Gottesdienst und Andachten

Gottesdienst und Andachten

Die regelmäßigen Gottesdienste und Andachten gehören zu unserem Alltag. Sie sind herzlich eingeladen diese mit uns in unserer Kirche zu feiern.

Das aktuelle Parament:
Von den vielen möglichen Zeichen sehen wir hier die Dornenkrone. Dornen sind ein Sinnbild für Sünde. Darum musste Christus sie für uns tragen. Eine alte jüdische Überlieferung sagt: Gott wählte den Dornbusch als Ort der Begegnung mit Mose. Gott sprach: „Ich habe das Elend meines Volkes gesehen, ich habe ihr Leiden erkannt.“ Der Ort voller Dornen und Stacheln war heiliges Land. Dornensträucher jeglicher Art werden zum Symbol der Erlösung, wenn sie durch Berührung mit dem Herrn geheiligt werden.

Die aktuelle Kanzelpultdecke:
Hier ist der Abendmahlkelch zu sehen. Darüber das Kreuz umgeben mit Jesu Blut. Es ist ein zentrales Wort der Passions- und Ostergeschichte.
Als König der Juden verspotten die Kriegsknechte Jesus.
Die Krone des Spottes und der Verhöhnung wird zum Ehrenzeichen des Gottessohnes. In der Passion wird seine Herrlichkeit kund.

Wir danken IHM, dass er lebt und wir Ostern feiern dürfen. AMEN

Glockengeläut und Gebet

Jeden Sonntag um 12.00 Uhr läuten die Kirche der Diakonissenkirche. Dann sind Sie herzlich eingeladen zuhause zu beten.
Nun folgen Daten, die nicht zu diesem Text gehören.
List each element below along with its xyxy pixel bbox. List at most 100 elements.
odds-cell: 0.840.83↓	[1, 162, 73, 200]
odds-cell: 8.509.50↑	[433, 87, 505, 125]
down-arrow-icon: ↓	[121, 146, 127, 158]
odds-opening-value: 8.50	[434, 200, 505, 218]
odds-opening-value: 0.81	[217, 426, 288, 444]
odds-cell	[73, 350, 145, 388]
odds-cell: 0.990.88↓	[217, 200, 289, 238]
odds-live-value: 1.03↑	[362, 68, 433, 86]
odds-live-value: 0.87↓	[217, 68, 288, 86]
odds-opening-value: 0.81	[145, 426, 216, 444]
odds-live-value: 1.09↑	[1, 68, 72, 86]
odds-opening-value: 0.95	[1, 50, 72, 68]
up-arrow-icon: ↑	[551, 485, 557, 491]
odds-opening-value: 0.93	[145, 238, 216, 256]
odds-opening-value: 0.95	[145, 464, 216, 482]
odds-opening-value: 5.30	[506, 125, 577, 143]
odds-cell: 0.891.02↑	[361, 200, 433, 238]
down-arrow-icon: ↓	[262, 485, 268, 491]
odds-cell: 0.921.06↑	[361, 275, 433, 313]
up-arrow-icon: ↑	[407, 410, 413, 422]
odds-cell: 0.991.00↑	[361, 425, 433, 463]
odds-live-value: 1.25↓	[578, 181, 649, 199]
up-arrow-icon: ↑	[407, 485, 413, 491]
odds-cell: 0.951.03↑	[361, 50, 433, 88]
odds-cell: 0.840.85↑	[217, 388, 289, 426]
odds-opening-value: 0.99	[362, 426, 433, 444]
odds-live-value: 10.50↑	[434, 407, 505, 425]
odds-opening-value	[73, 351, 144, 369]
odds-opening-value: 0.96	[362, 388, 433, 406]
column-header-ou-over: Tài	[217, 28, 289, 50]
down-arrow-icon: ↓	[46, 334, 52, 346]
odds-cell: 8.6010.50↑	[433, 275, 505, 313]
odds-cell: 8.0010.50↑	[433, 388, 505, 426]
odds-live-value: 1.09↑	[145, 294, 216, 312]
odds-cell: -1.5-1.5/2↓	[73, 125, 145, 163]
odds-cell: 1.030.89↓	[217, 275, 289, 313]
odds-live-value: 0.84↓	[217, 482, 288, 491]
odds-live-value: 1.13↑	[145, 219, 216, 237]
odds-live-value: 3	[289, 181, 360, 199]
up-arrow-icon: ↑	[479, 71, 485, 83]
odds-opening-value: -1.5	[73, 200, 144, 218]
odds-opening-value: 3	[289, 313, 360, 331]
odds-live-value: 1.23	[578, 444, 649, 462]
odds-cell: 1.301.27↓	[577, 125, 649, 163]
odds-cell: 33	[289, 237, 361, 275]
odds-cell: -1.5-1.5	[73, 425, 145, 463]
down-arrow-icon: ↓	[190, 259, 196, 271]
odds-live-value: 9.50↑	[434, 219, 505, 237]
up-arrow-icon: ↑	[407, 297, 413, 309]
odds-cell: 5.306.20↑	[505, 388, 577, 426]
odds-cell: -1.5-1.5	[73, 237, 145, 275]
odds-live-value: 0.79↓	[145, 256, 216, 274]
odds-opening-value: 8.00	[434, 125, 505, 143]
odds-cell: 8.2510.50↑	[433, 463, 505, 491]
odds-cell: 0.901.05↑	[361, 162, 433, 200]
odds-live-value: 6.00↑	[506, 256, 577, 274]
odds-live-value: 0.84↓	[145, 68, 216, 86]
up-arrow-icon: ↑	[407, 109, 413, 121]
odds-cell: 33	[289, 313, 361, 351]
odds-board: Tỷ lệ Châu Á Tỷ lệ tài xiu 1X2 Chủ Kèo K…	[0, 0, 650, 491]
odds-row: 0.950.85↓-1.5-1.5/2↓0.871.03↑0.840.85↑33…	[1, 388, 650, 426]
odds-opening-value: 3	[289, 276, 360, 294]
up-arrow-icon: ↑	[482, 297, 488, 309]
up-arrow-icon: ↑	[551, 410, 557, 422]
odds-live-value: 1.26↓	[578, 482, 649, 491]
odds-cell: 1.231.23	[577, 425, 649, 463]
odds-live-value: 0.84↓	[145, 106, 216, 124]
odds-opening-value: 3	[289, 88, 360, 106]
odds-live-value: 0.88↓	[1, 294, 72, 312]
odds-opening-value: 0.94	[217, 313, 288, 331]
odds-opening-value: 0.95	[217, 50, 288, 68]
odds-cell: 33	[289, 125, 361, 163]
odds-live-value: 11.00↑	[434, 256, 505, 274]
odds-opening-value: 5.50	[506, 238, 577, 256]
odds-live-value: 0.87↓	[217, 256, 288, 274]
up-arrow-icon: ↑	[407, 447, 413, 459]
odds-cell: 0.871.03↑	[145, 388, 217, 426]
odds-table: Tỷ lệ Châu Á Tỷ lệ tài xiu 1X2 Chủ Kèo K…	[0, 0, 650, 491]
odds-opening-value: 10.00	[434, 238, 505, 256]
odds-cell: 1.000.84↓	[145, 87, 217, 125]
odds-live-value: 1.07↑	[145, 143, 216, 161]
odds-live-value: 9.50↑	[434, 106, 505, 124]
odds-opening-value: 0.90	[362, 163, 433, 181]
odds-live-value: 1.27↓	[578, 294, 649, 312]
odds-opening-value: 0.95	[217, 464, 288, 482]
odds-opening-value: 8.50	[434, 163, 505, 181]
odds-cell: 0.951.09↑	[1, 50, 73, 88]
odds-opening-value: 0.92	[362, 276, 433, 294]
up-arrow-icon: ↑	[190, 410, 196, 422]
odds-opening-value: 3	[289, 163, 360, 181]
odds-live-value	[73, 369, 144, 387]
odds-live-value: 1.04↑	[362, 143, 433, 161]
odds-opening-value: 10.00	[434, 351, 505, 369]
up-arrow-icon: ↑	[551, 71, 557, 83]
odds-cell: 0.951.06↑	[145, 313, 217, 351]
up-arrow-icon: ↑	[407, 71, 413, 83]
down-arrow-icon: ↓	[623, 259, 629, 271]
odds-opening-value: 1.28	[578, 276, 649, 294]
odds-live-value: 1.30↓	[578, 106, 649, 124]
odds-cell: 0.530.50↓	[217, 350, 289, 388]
Diese Aktion verbindet die Menschen in dieser Zeit miteinander.
Dies ist eine Aktion der evangelischen und katholischen Kirche in Frankfurt und Offenbach sowie der Arbeitsgemeinschaft Christlicher Kirchen.
Nähere Informationen finden Sie unter www.efo-magazin.de/gebet , und den Flyer finden Sie hier.
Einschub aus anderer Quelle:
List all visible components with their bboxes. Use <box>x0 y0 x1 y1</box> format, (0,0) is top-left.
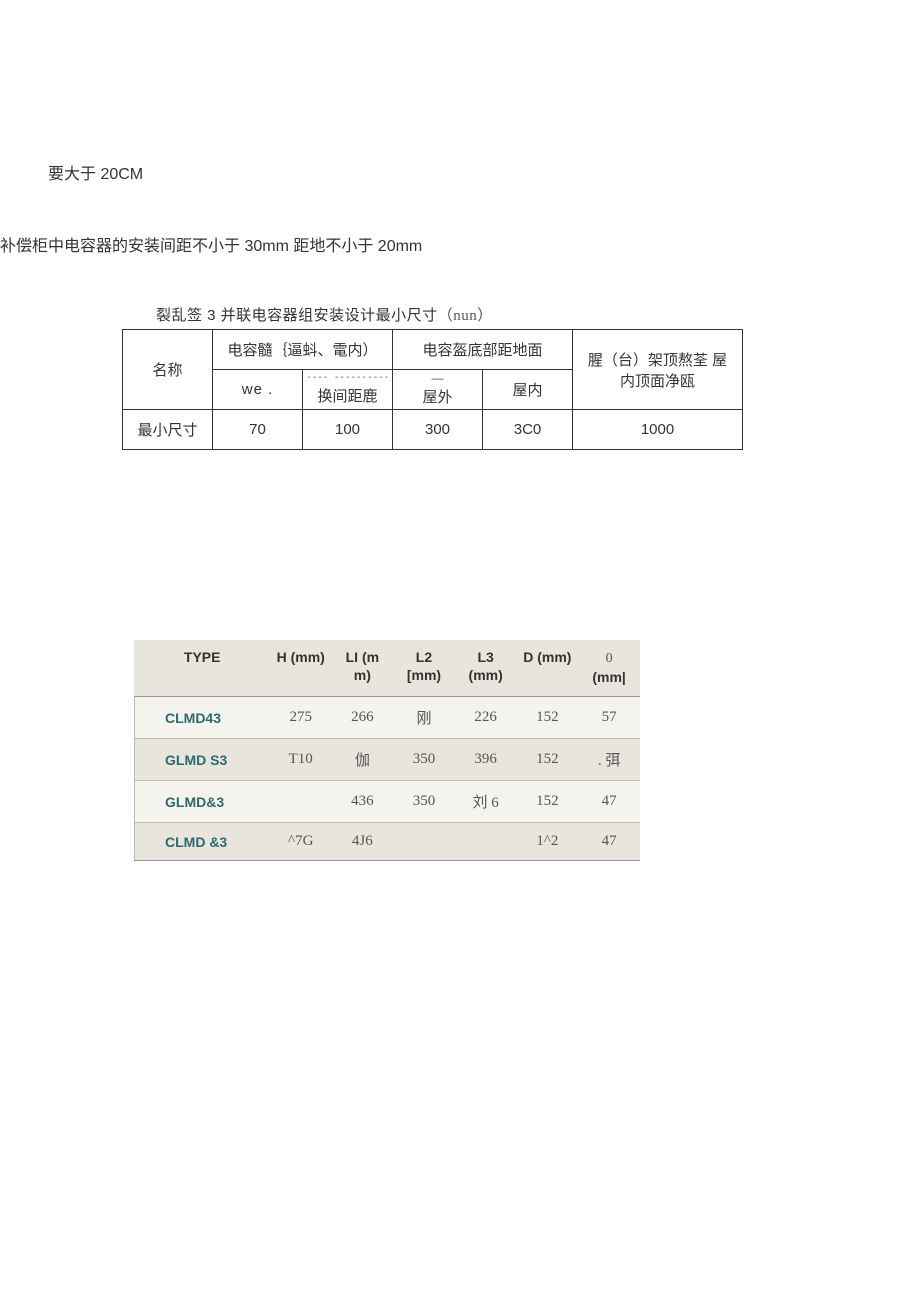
table1-capground-header: 电容盔底部距地面 <box>393 330 573 370</box>
table-row: CLMD &3 ^7G 4J6 1^2 47 <box>135 823 641 861</box>
table1: 名称 电容髓｛逼蚪、電内） 电容盔底部距地面 腥（台）架顶熬荃 屋 内顶面净瓯 … <box>122 329 743 450</box>
table2-r0-h: 275 <box>270 697 332 739</box>
table1-sub-interval-cell: ---- ---------- 换间距鹿 <box>303 370 393 410</box>
text-line-1: 要大于 20CM <box>0 160 920 184</box>
table1-sub-interval: 换间距鹿 <box>303 385 392 406</box>
table-row: CLMD43 275 266 刚 226 152 57 <box>135 697 641 739</box>
table2-r3-type: CLMD &3 <box>135 823 270 861</box>
table2-col-o-top: 0 <box>606 651 613 666</box>
table2-r0-o: 57 <box>578 697 640 739</box>
table2-r0-d: 152 <box>517 697 579 739</box>
table2-r2-h <box>270 781 332 823</box>
table2-col-o-bot: (mm| <box>592 669 625 685</box>
table1-row-v5: 1000 <box>573 410 743 450</box>
table1-name-header: 名称 <box>123 330 213 410</box>
table1-row-v1: 70 <box>213 410 303 450</box>
table2-r2-d: 152 <box>517 781 579 823</box>
table1-sub-outdoor-dash: — <box>393 372 482 384</box>
table2-r1-l2: 350 <box>393 739 455 781</box>
table1-wrapper: 名称 电容髓｛逼蚪、電内） 电容盔底部距地面 腥（台）架顶熬荃 屋 内顶面净瓯 … <box>122 329 900 450</box>
table1-sub-we: we . <box>213 370 303 410</box>
table2-r3-h: ^7G <box>270 823 332 861</box>
table2-r2-l2: 350 <box>393 781 455 823</box>
table2-r3-d: 1^2 <box>517 823 579 861</box>
table2-col-type: TYPE <box>135 640 270 697</box>
table2: TYPE H (mm) LI (m m) L2 [mm) L3 (mm) D (… <box>134 640 640 861</box>
table2-r2-l3: 刘 6 <box>455 781 517 823</box>
table-row: GLMD&3 436 350 刘 6 152 47 <box>135 781 641 823</box>
table1-sub-outdoor: 屋外 <box>393 386 482 407</box>
table2-r1-l3: 396 <box>455 739 517 781</box>
table1-top-line1: 腥（台）架顶熬荃 屋 <box>573 349 742 370</box>
table2-r3-l2 <box>393 823 455 861</box>
table2-r3-l1: 4J6 <box>332 823 394 861</box>
table2-r0-l2: 刚 <box>393 697 455 739</box>
table1-caption: 裂乱签 3 并联电容器组安装设计最小尺寸（nun） <box>156 304 920 325</box>
table1-caption-paren-close: ） <box>477 308 493 324</box>
table1-row-v4: 3C0 <box>483 410 573 450</box>
table2-col-d: D (mm) <box>517 640 579 697</box>
table-row: GLMD S3 T10 伽 350 396 152 . 弭 <box>135 739 641 781</box>
table1-caption-paren-open: （ <box>438 308 454 324</box>
table2-r1-type: GLMD S3 <box>135 739 270 781</box>
table2-r0-l3: 226 <box>455 697 517 739</box>
table2-r2-o: 47 <box>578 781 640 823</box>
table1-capgroup-header: 电容髓｛逼蚪、電内） <box>213 330 393 370</box>
table2-r1-l1: 伽 <box>332 739 394 781</box>
table2-r1-d: 152 <box>517 739 579 781</box>
table1-top-line2: 内顶面净瓯 <box>573 370 742 391</box>
table2-col-l1: LI (m m) <box>332 640 394 697</box>
table1-row-v2: 100 <box>303 410 393 450</box>
table1-caption-unit: nun <box>453 308 477 324</box>
table2-col-l2: L2 [mm) <box>393 640 455 697</box>
table1-sub-dash: ---- ---------- <box>303 373 392 383</box>
text-line-2: 补偿柜中电容器的安装间距不小于 30mm 距地不小于 20mm <box>0 232 920 256</box>
table2-col-h: H (mm) <box>270 640 332 697</box>
table2-r3-o: 47 <box>578 823 640 861</box>
table1-sub-outdoor-cell: — 屋外 <box>393 370 483 410</box>
table2-r3-l3 <box>455 823 517 861</box>
table2-col-l3: L3 (mm) <box>455 640 517 697</box>
table2-col-o: 0 (mm| <box>578 640 640 697</box>
table2-r0-l1: 266 <box>332 697 394 739</box>
table1-row-label: 最小尺寸 <box>123 410 213 450</box>
table2-r0-type: CLMD43 <box>135 697 270 739</box>
table1-caption-text: 裂乱签 3 并联电容器组安装设计最小尺寸 <box>156 307 438 324</box>
table2-r2-type: GLMD&3 <box>135 781 270 823</box>
table2-r1-o: . 弭 <box>578 739 640 781</box>
table1-top-header: 腥（台）架顶熬荃 屋 内顶面净瓯 <box>573 330 743 410</box>
table1-row-v3: 300 <box>393 410 483 450</box>
table2-r1-h: T10 <box>270 739 332 781</box>
table1-sub-indoor: 屋内 <box>483 370 573 410</box>
table2-wrapper: TYPE H (mm) LI (m m) L2 [mm) L3 (mm) D (… <box>134 640 920 861</box>
table2-r2-l1: 436 <box>332 781 394 823</box>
Die aktuellen Termine unserer Gottesdienste und Andachten finden Sie nachfolgend.

Evangelium und Musik

Das biblische Wort des Alten und Neuen Testaments hat die deutliche Tendenz zu Poesie, Gesang und Musik. Diese sind hier nicht schmückendes Beiwerk für eine Lehre. Sie sind als Psalm, Canticum, Hymnus, Spruchweisheit etc. notwendige Gestalt des WORTES: Singen – als Einheit von Wort und Musik - ist einerseits ein Sagen, in dem Sprache zugleich überschritten wird und in dem auch ein Jenseits von Worten wirkmächtig wird. Andererseits ermöglicht gemeinsames Singen die Erfahrung gemeinsamer Worte.
Für Martin Luther war aus theologischem Grund (nicht zuletzt auch aufgrund seiner intensiven Beschäftigung mit den Psalmen und seiner befreienden Entdeckung des Evangeliums) das Singen notwendige Äußerung des Glaubens, Ausdruck des gemeinsamen Priestertums aller Glaubenden und Kennzeichen der Kirche aller Zeiten. Wortverkündigung und Feier des Heiligen Abendmahls gaben für ihn dem Gottesdienst insgesamt einen eucharistischen – danksagenden – Horizont. So galt für ihn: „So sie's nicht singen, so glauben sie's nicht“.

Die Gemeinde des Frankfurter Diakonissenhauses versteht sich in diesem Sinn als lutherische Gemeinde: In jeder Woche, jeweils im Wechsel zwischen Wochenschlussgottesdienst am Samstagabend und dem Gottesdienst am Sonntag, feiert sie das Heilige Abendmahl. Die gottesdienstliche Musik in ihrer Vielfalt hat hier einen hohen Stellenwert. Deswegen gibt es auch eine kontinuierliche Zusammenarbeit von Pfarrer/in und Kirchenmusiker/in in der Vorbereitung der Gottesdienste.

Psalm und Lied, Singspruch oder Taizé-Gesang begleiten aber auch das gemeinsame Leben und den Alltag. Sie klingen nicht nur in den täglichen Andachten, sondern auch bei Fest und Feier, und sie sind präsent im Einzelleben, manchmal auch als stille Begleiter oder als gegenseitige Ermutigung in schwierigen Situationen.